O que morre mas continua vivo. Não vai ter happy end? No
segundo momento, estacionamos no epicentro da narrativa, o ponto que se liga
com os outros, as memórias dos/nos cinemas. Art Palácio, Veneza, Trianon, São
Luiz, todos grandes salas históricas em Recife, cada um ganha um pequeno espaço
para o mundo conhecer algumas de suas ricas histórias. Alguns viraram igrejas,
alguns viraram cinemas e antes eram igrejas. Lugares que foram alterados com o
tempo, e que antes da extinção de alguns desses, levaram milhões de pessoas
para assistir aos mais diversos filmes em muitas décadas de existência. Kleber
navega em mais lembranças, nos tempos que trabalhou para uma sala de cinema,
nos papos com um amigo projecionista, nas lembranças de filmes que passaram por
ali. Como esquecer de lugares tão especiais? Impossível! Espaços que gosta de
se reencontrar mesmo que atualmente de fora para dentro.

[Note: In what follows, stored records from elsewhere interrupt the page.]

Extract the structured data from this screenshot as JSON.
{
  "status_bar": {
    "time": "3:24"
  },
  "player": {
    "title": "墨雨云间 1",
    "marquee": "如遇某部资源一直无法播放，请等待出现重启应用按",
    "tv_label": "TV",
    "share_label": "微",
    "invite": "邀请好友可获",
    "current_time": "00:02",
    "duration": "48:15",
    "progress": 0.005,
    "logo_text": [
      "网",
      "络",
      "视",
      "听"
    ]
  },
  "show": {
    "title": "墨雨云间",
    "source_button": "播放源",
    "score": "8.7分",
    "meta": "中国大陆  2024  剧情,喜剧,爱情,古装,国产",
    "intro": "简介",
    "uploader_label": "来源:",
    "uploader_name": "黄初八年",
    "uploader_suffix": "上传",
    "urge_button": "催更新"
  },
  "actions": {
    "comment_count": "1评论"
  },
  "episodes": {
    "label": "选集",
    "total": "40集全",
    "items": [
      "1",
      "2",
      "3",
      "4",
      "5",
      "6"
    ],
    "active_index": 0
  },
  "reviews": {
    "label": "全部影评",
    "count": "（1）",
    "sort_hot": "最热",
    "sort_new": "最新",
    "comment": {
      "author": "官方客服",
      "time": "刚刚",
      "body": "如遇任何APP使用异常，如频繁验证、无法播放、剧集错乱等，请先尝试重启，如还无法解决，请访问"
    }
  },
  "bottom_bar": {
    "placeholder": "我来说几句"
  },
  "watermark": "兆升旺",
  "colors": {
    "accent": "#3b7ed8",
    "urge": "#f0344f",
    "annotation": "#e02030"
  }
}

Os centros esquecidos, aqui, chegam quase na conclusão. Nesse
ponto, o campo de reflexão é mais amplo, passando rapidamente numa mudança da
onde o dinheiro circula. Os contextos com os lugares que percorreu se juntam às
suas memórias, levando o espectador a um tour por registros históricos e
culturais importantes, algo que pode traçar paralelos com outras cidades
brasileiras.
Algo que percorre todo o documentário e que se torna uma
certeza sobre Kleber: sua vida conversou com suas obras. Seja em Aquarius, em O Som ao Redor, nas referências de filmes rodados ali naquela
cidade, somos testemunhas de pontos que se encontram entre a ficção e a
realidade, onde a magia do cinema sempre foi uma saída para gerar reflexões mas
sem nunca esquecer o passado, onde tudo começou.
Retratos Fantasmas estreia
dia 24 agosto nos cinemas.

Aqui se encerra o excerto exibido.